2. 2. The full lifecycle desensitization verification method for blockchain-based enterprise-level user data according to claim 1, wherein the step of inspecting qualification information to obtain inspection results comprises the steps of: Acquiring node types of user nodes to be uplinked, the quantity of qualification contracts which the nodes should upload, the quality of qualification contracts which the nodes should upload, the quantity of qualification contracts which the nodes actually upload and the quality of qualification contracts which the nodes actually upload based on the qualification information; inquiring the data sharing qualification weight coefficient corresponding to the node type based on the node type corresponding to the node Wherein the node types are a common node type, an advanced node type and a trusted node type, and different node types correspond to different data sharing qualification weight coefficients ; Substituting the quantity of the qualification contracts which the node should upload and the quality of the qualification contracts which the node should upload into a node qualification basic value calculation formula to calculate and obtain a node sharing basic value of the user node to be uplinked The calculation formula is as follows: , ; Wherein, the Indicating the number of qualifying contracts that a node should upload, Represent the first The quality of the qualification contracts corresponding to the qualification contracts to be uploaded; The data sharing qualification weight coefficient corresponding to the quantity of the qualification contracts actually uploaded by the nodes, the quality of the qualification contracts actually uploaded by the nodes and the node types is carried out Sharing base values with nodes Substituting a data sharing qualification index calculation formula to calculate to obtain a data sharing qualification index TC, wherein the data sharing qualification index calculation formula is as follows: , ; Wherein, the Indicating the number of qualifying contracts that the node actually uploaded, Represent the first The quality of the qualification contract corresponding to the individual actually uploaded qualification contract, The time interval from the latest uploaded qualification contract time to the current time of the node is represented, The value is 2.72; sharing data with qualification index And recording as the examination result.
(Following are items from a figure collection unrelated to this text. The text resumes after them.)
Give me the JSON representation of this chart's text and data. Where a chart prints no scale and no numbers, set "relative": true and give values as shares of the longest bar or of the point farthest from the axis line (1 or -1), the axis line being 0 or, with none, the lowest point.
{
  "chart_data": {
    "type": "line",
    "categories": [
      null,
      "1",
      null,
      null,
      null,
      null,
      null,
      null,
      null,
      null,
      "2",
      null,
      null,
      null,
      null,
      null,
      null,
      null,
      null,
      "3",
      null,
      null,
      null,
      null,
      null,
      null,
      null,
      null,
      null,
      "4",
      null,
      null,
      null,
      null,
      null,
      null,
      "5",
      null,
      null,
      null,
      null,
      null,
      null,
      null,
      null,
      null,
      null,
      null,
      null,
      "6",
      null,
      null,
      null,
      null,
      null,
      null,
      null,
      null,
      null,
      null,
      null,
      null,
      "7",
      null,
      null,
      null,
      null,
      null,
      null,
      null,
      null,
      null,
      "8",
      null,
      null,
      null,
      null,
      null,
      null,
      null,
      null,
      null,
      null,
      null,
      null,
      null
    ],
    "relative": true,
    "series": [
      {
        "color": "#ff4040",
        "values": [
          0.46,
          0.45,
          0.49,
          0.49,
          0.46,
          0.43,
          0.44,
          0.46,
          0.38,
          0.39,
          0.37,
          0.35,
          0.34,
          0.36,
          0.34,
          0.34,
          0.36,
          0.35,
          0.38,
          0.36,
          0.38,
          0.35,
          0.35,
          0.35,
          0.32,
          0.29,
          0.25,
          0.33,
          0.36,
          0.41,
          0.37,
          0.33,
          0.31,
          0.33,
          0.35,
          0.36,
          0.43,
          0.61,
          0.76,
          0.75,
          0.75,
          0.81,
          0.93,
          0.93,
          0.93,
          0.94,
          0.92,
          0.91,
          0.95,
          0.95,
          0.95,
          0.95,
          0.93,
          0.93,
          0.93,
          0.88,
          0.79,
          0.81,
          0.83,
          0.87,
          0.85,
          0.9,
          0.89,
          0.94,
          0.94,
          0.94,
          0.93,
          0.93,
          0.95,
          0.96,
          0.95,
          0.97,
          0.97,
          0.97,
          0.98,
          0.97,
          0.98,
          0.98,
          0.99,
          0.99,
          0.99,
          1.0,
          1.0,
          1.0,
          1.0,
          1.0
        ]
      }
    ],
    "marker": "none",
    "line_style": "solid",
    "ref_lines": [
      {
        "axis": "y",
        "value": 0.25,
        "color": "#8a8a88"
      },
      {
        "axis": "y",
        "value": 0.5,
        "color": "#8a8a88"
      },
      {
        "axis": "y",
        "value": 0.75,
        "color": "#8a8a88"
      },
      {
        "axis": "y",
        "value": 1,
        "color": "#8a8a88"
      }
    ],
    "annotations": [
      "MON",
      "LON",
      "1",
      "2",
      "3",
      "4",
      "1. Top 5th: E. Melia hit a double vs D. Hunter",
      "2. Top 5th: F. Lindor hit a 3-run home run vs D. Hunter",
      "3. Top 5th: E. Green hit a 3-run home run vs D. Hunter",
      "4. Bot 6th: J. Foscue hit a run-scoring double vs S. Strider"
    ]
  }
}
3. 3. The blockchain-based enterprise-level user data full lifecycle desensitization verification method according to claim 2, wherein determining whether the user node to be uplinked meets the uplink requirements based on the examination result specifically comprises the following procedures: Loading a data sharing qualification index threshold value and judging the data sharing qualification index Whether the data sharing qualification index is larger than a data sharing qualification index threshold value or not, if yes, judging that the user node to be uplinked meets the uplink requirement, and if not, judging that the user node to be uplinked does not meet the uplink requirement.
4. 4. The full lifecycle desensitization verification method for blockchain-based enterprise-level user data according to claim 1, wherein the performing lifecycle phase division on the data to obtain a data storage phase and a data circulation phase specifically comprises the following processes: s1, constructing a three-dimensional stage feature library, and defining core feature dimensions of a data storage stage and a data circulation stage; S2, multi-feature threshold triggering type stage judgment.
5. 5. The blockchain-based enterprise-level user data full lifecycle desensitization verification method of claim 1, wherein the step of obtaining the storage cycle risk coefficient based on the data storage duration is as follows: Wherein, the method comprises the steps of, In order to store the period risk factor, The time duration coefficients are stored for the data, For the duration of the data storage.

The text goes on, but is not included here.